If you have a fixed outbound date but flexibility on your return — or vice versa — you have more pricing power than you might think. Airlines price individual flight legs independently. The Friday evening return from Barcelona is expensive because everyone wants it. The Monday morning return is half the price.
How big is the price difference?
On popular leisure routes from UK airports, the price variation by day of the week for the same route is typically:
- Cheapest outbound days: Tuesday, Wednesday, early Saturday morning
- Most expensive outbound days: Thursday afternoon, Friday evening, Sunday evening
- Cheapest return days: Monday, Tuesday, Wednesday
- Most expensive return days: Sunday, Friday
The difference between the cheapest and most expensive day can be 30–60 % on the same route, same airline, same fare class. On a short-haul route where the return fare is €150, that is a €45–90 difference just for shifting your return by two days.
Calendar view search
The most direct way to use date flexibility is through a calendar view search. Google Flights, Skyscanner, and Kayak all offer calendar views that show the cheapest price for each day on a given route. Instead of comparing two or three specific dates, you can scan an entire month at a glance.
How to use it:
- Set your route (origin and destination)
- Set a rough travel window (e.g. "any weekend in October")
- View the calendar — the cheapest days will stand out immediately
- Build your itinerary around those days, not the other way around
The +/- 3 days search
If you have a preferred outbound date but cannot change it significantly, use the +/- 3-day search. All major flight search engines support this.

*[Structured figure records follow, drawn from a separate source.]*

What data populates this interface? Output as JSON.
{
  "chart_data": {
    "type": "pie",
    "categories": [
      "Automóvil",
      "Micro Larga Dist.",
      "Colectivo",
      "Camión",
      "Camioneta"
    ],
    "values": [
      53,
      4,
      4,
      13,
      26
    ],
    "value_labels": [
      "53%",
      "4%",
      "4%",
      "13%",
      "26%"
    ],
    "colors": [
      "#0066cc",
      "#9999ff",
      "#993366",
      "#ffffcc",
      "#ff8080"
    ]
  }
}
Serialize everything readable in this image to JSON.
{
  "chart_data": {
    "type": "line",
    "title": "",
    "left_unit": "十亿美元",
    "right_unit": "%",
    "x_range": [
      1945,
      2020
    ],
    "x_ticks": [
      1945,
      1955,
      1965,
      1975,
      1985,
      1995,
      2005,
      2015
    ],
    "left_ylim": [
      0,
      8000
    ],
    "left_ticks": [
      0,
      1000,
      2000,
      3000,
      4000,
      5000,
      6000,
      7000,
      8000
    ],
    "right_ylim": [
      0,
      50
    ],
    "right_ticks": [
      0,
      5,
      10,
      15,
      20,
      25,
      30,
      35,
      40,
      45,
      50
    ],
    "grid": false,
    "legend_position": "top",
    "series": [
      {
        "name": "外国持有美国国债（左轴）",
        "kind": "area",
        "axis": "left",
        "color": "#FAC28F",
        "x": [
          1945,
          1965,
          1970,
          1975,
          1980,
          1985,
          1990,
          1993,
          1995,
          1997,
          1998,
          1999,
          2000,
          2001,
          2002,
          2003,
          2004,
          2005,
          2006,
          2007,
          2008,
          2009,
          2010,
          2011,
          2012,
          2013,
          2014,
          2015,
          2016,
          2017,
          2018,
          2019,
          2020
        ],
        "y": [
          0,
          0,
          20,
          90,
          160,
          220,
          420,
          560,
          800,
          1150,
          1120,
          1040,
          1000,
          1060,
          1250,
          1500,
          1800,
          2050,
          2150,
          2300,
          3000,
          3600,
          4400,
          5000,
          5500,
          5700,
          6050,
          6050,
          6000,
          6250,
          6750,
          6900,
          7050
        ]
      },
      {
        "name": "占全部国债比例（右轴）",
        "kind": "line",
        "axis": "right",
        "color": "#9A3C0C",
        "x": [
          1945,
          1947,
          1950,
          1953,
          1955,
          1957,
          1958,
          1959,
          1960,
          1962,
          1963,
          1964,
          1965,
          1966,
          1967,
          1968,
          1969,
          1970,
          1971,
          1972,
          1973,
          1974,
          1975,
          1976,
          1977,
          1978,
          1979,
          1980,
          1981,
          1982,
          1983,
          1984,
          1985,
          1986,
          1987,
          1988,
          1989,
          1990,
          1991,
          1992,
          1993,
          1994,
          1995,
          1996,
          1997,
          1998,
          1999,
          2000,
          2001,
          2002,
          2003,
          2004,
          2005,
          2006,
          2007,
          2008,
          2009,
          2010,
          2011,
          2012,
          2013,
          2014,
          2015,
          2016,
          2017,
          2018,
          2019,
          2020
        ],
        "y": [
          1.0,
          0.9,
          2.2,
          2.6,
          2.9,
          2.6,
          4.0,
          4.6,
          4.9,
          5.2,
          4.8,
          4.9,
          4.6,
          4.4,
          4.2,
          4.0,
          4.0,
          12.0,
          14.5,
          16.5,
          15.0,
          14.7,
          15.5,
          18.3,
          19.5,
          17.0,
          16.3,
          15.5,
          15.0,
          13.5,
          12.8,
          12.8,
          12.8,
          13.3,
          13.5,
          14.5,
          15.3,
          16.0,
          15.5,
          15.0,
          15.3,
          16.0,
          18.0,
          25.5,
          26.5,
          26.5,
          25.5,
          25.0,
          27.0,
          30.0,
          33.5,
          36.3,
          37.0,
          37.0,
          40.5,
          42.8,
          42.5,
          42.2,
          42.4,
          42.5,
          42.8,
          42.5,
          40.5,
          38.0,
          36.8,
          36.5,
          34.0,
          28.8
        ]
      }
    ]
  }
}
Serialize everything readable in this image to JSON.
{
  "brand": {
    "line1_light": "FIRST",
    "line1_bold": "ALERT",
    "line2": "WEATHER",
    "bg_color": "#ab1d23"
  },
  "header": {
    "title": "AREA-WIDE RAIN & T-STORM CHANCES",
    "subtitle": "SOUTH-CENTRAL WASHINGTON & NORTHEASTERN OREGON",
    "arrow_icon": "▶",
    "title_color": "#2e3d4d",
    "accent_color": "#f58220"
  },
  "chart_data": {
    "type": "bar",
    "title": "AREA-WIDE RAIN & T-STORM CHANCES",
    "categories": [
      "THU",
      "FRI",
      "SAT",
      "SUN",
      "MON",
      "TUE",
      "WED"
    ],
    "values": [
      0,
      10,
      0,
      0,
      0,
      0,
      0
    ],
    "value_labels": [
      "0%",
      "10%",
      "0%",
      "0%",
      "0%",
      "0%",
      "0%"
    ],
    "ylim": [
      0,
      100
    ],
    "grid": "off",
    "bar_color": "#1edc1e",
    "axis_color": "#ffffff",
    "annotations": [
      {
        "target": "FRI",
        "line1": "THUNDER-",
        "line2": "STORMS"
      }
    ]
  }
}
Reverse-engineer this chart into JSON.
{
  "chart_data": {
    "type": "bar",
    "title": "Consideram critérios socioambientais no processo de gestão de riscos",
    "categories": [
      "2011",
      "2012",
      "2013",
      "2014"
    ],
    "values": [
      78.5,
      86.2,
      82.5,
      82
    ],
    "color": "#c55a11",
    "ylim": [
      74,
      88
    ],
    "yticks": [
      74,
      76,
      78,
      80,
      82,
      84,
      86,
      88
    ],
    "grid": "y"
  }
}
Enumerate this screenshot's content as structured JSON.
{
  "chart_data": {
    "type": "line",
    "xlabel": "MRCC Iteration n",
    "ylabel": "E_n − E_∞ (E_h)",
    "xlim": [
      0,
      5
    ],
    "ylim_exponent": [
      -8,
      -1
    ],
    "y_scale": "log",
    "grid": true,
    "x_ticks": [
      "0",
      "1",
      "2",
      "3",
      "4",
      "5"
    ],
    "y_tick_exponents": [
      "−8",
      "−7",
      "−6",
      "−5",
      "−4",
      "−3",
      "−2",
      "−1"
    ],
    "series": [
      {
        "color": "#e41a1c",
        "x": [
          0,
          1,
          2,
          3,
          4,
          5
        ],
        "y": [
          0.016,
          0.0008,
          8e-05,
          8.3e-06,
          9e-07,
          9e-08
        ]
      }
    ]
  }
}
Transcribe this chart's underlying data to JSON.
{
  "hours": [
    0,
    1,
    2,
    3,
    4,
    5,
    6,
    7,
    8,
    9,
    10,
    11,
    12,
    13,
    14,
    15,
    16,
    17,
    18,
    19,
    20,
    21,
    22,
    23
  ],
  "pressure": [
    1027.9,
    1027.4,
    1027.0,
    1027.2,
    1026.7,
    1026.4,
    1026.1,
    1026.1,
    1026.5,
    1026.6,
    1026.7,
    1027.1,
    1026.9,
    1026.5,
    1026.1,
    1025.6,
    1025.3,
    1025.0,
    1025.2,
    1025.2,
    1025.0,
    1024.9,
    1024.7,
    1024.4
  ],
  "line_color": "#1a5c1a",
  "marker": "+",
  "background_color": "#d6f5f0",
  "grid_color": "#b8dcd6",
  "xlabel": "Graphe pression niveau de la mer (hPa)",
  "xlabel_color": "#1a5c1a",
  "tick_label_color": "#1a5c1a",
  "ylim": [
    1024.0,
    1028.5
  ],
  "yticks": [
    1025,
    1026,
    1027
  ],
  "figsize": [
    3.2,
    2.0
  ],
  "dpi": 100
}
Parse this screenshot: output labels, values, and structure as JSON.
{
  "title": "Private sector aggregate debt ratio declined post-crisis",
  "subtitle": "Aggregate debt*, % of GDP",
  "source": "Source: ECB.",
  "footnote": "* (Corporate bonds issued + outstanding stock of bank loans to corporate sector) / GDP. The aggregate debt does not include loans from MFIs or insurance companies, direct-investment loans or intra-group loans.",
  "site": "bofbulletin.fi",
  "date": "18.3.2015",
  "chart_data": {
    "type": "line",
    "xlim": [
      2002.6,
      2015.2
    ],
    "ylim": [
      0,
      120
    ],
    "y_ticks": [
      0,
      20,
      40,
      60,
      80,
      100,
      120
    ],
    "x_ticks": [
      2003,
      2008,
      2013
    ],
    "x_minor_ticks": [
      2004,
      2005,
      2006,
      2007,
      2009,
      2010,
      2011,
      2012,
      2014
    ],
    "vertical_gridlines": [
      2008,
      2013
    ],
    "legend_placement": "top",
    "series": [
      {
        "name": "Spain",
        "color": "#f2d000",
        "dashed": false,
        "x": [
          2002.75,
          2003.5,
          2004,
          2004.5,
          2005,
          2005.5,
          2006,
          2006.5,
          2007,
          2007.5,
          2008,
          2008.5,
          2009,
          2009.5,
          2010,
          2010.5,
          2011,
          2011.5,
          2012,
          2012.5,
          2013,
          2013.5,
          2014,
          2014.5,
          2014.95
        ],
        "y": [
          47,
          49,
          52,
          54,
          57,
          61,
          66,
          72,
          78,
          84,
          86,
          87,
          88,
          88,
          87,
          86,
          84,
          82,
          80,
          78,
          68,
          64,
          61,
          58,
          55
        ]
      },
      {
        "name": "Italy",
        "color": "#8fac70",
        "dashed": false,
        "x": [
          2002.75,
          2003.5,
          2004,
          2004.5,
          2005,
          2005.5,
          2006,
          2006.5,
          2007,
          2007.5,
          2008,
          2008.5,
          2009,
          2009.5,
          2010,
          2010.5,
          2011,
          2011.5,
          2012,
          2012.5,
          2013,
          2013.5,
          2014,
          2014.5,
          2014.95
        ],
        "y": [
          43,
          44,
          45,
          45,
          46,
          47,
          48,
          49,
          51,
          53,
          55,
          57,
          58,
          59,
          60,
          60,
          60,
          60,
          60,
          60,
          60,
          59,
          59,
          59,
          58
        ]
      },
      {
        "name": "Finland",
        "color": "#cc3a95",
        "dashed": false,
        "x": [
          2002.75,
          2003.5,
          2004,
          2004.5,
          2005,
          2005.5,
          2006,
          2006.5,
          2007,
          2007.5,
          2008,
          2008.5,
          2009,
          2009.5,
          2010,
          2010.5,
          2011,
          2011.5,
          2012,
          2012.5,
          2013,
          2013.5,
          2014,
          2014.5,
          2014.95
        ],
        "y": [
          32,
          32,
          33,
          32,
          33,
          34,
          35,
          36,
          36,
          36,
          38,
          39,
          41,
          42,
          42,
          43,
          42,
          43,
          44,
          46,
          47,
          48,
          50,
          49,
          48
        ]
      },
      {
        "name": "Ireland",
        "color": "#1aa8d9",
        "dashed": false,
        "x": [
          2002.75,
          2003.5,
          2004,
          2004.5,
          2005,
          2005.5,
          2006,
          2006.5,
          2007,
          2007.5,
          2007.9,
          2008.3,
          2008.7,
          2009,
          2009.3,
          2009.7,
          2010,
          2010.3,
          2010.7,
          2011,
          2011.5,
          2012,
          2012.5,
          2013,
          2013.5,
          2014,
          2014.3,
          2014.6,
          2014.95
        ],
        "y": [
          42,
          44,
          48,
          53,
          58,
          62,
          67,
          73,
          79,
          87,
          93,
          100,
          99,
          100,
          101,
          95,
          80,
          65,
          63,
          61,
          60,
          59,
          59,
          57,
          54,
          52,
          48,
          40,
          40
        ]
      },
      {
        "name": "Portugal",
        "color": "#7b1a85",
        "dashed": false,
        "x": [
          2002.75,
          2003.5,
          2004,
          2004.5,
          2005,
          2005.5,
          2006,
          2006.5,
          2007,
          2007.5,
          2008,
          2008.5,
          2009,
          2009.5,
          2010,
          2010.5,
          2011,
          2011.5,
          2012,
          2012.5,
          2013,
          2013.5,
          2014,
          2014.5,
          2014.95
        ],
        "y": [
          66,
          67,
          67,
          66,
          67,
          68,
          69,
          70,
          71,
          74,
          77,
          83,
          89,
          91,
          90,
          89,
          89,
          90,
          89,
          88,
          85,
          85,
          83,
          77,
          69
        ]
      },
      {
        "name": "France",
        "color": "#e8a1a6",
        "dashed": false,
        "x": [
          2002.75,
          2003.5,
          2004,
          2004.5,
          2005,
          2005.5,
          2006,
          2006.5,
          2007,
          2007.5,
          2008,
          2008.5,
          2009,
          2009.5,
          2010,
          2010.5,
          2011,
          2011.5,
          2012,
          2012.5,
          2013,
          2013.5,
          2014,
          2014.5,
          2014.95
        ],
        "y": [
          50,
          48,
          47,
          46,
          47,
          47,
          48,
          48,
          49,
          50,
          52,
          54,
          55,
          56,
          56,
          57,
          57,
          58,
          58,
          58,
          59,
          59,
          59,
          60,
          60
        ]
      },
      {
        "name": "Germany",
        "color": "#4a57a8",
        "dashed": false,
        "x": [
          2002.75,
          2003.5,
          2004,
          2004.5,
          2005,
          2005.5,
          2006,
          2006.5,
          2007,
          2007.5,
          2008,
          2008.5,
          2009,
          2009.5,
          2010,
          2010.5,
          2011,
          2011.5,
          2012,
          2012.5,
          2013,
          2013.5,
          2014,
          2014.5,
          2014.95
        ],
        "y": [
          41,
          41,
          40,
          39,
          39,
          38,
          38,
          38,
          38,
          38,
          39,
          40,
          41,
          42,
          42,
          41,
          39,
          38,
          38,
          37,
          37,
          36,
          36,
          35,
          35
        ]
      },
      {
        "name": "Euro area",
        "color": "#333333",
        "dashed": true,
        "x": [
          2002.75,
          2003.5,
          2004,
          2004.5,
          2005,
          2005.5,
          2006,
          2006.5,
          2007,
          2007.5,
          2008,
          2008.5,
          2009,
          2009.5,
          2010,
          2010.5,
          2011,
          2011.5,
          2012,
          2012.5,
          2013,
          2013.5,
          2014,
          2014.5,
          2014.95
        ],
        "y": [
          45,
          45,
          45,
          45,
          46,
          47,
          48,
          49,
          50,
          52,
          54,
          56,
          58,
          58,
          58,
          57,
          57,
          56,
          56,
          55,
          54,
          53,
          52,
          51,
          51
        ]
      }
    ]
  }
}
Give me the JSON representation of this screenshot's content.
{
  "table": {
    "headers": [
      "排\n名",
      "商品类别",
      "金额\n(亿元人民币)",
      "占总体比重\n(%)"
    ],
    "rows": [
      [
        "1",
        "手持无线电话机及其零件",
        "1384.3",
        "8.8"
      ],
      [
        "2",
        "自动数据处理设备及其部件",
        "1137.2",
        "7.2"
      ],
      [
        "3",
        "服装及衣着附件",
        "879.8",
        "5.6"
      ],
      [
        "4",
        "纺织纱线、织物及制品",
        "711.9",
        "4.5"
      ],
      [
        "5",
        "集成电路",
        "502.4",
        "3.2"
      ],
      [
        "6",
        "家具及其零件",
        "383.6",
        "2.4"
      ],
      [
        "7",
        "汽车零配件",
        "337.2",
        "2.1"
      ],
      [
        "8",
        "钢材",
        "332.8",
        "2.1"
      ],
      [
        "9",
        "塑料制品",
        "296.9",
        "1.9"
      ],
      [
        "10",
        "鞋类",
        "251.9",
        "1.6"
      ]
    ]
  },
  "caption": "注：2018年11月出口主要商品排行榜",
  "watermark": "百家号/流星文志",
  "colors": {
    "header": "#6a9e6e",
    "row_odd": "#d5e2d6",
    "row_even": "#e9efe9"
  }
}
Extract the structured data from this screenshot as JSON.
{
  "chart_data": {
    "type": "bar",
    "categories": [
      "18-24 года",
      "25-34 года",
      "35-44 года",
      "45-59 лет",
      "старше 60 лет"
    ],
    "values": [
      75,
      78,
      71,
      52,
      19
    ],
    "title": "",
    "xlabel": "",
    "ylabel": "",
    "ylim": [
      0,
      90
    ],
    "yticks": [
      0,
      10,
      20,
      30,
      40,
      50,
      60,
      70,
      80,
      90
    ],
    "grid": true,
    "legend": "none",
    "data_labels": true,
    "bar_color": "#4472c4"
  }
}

It shows you whether moving your flight by 24 or 48 hours saves meaningful money.
On FairFares, every deal includes the exact date of the cheap fare so you can see immediately whether that specific date works for you.
Flexibility on return vs. outbound
Most travellers have more flexibility on their return date than their outbound. You need to leave on a specific Friday but could come back any day Sunday to Wednesday. In this case:
- Fix your outbound date, search it as usual
- Search your return leg independently across all available days in your window
- Book the cheapest return day you can actually make work
This one change — flexible return, fixed outbound — is the most practical form of date flexibility for working travellers and frequently produces savings of €40–80 on a standard European return.
Shoulder week travel
If you can shift an entire trip by one week — avoiding a school holiday, a bank holiday weekend, or a major local event at the destination — the savings compound. The outbound is cheaper, the return is cheaper, and hotel prices often drop simultaneously. A two-week holiday shifted one week earlier than peak summer can save hundreds of pounds in flights alone, before the accommodation saving is counted.